Позади чавканье прекратилось, послышались неуверенные шаги. «Только не оборачивайся, — Петр Петрович не заметил, как потеплело в штанах. — Только не оборачивайся». Он вдруг отчетливо понял, что погиб. Тощая сука, сестра Мария, никогда не откроет чертову дверь, оставив несчастного доктора вместе с ожившим, охочим до человечины мертвецом. Шлепающие шаги за спиной приближались.

— Пусти, пусти, тварь! — заорал Томазов, разбивая кулаки в кровь.

Сестра Мария была простой, непритязательной женщиной. Когда из покойницкой заколотили, она растерялась. Годы размеренной и спокойной монашеской жизни притупили чувство опасности. Все наказы и запреты моментально вылетели из головы. Доктор напомнил ей младшего брата, погибшего десять лет назад. Сестра Мария открыла дверь, выпустив наружу истошно верещащего Томазова и кровожадную, несущую смерть всему живому, смрадную темноту.

* * *

Предрассветный лес зябко кутался в клочья гнилого тумана. Из серого марева лапами чудищ вкривь и вкось торчали острые ветки. Мохнатый, жутко темнеющий ельник был словно обрезан стелящейся дымкой напополам. Неряшливыми лохмотьями покачивались клочья седого лишайника. От зловещей тишины звенело в ушах. Хотелось вскочить и заорать во весь голос, почувствовав себя хоть немного живым в этом царстве безмолвия, плесени и разложения. Воздух, пропитанный прелью и влагой, противным налетом оседал на лице.

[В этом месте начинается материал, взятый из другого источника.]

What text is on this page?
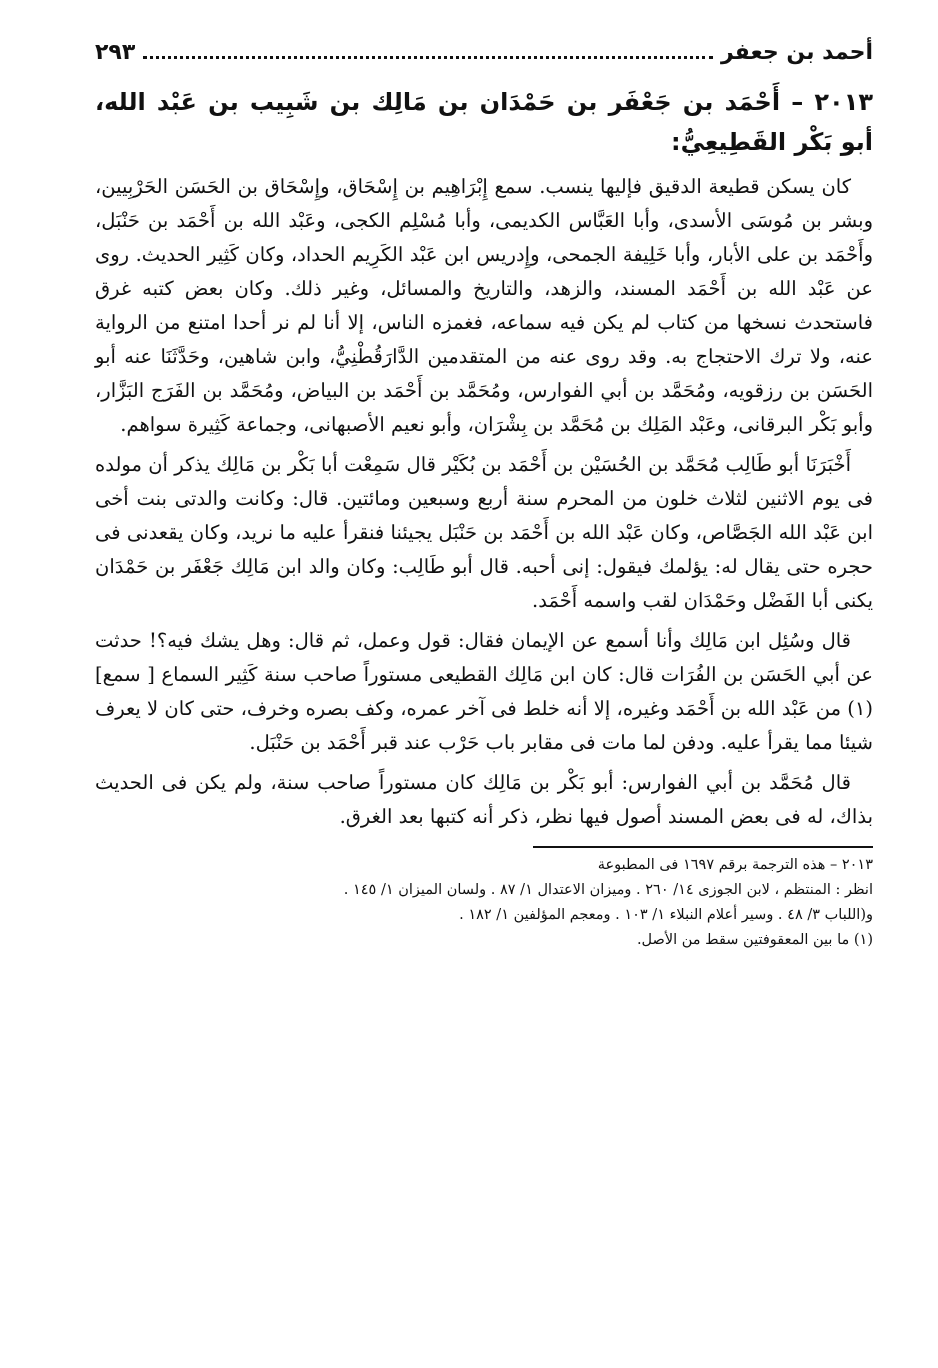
أحمد بن جعفر
٢٩٣
٢٠١٣ – أَحْمَد بن جَعْفَر بن حَمْدَان بن مَالِك بن شَبِيب بن عَبْد الله، أبو بَكْر القَطِيعِيُّ:

كان يسكن قطيعة الدقيق فإليها ينسب. سمع إِبْرَاهِيم بن إِسْحَاق، وإِسْحَاق بن الحَسَن الحَرْبِيين، وبشر بن مُوسَى الأسدى، وأبا العَبَّاس الكديمى، وأبا مُسْلِم الكجى، وعَبْد الله بن أَحْمَد بن حَنْبَل، وأَحْمَد بن على الأبار، وأبا خَلِيفة الجمحى، وإِدريس ابن عَبْد الكَرِيم الحداد، وكان كَثِير الحديث. روى عن عَبْد الله بن أَحْمَد المسند، والزهد، والتاريخ والمسائل، وغير ذلك. وكان بعض كتبه غرق فاستحدث نسخها من كتاب لم يكن فيه سماعه، فغمزه الناس، إلا أنا لم نر أحدا امتنع من الرواية عنه، ولا ترك الاحتجاج به. وقد روى عنه من المتقدمين الدَّارَقُطْنِيُّ، وابن شاهين، وحَدَّثَنَا عنه أبو الحَسَن بن رزقويه، ومُحَمَّد بن أبي الفوارس، ومُحَمَّد بن أَحْمَد بن البياض، ومُحَمَّد بن الفَرَج البَزَّار، وأبو بَكْر البرقانى، وعَبْد المَلِك بن مُحَمَّد بن بِشْرَان، وأبو نعيم الأصبهانى، وجماعة كَثِيرة سواهم.

أَخْبَرَنَا أبو طَالِب مُحَمَّد بن الحُسَيْن بن أَحْمَد بن بُكَيْر قال سَمِعْت أبا بَكْر بن مَالِك يذكر أن مولده فى يوم الاثنين لثلاث خلون من المحرم سنة أربع وسبعين ومائتين. قال: وكانت والدتى بنت أخى ابن عَبْد الله الجَصَّاص، وكان عَبْد الله بن أَحْمَد بن حَنْبَل يجيئنا فنقرأ عليه ما نريد، وكان يقعدنى فى حجره حتى يقال له: يؤلمك فيقول: إنى أحبه. قال أبو طَالِب: وكان والد ابن مَالِك جَعْفَر بن حَمْدَان يكنى أبا الفَضْل وحَمْدَان لقب واسمه أَحْمَد.

قال وسُئِل ابن مَالِك وأنا أسمع عن الإيمان فقال: قول وعمل، ثم قال: وهل يشك فيه؟! حدثت عن أبي الحَسَن بن الفُرَات قال: كان ابن مَالِك القطيعى مستوراً صاحب سنة كَثِير السماع [ سمع](١) من عَبْد الله بن أَحْمَد وغيره، إلا أنه خلط فى آخر عمره، وكف بصره وخرف، حتى كان لا يعرف شيئا مما يقرأ عليه. ودفن لما مات فى مقابر باب حَرْب عند قبر أَحْمَد بن حَنْبَل.

قال مُحَمَّد بن أبي الفوارس: أبو بَكْر بن مَالِك كان مستوراً صاحب سنة، ولم يكن فى الحديث بذاك، له فى بعض المسند أصول فيها نظر، ذكر أنه كتبها بعد الغرق.

٢٠١٣ – هذه الترجمة برقم ١٦٩٧ فى المطبوعة
انظر : المنتظم ، لابن الجوزى ١٤/ ٢٦٠ . وميزان الاعتدال ١/ ٨٧ . ولسان الميزان ١/ ١٤٥ .
و(اللباب ٣/ ٤٨ . وسير أعلام النبلاء ١/ ١٠٣ . ومعجم المؤلفين ١/ ١٨٢ .
(١) ما بين المعقوفتين سقط من الأصل.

Ночью прошел клятский дождик, и Рух чувствовал себя крайне неуютно, разом промокнув до нитки. Трава блестела от сырости, стоило задеть дерево, и вниз обрушивался целый поток. Прозрачные капли нитками жемчуга унизывали стебли, побеги и нависшие ветви. Не спасал даже плащ. Согревало лишь томительное ожидание старого доброго смертоубийства. Объединенный отряд Лесной стражи и маэвов сумасшедшего Викаро затягивал удавку вокруг стойбища Локгалана. Приговор мятежному вождю вынесли быстрый. Убийство почтаря тяжкое преступление, наказание за которое только одно — смертная казнь. Вялые попытки Бучилы прекратить пороть горячку оставили без внимания. Захар Безнос все решил, Викаро был на подпевках, пообещав содействие и помощь новым друзьям. Ситул отправился к пепелищу Торошинки и после полуночи привел два десятка Лесных стражей под командой Грача. К рассвету три сотни маэвов взяли логово Локгалана в кольцо.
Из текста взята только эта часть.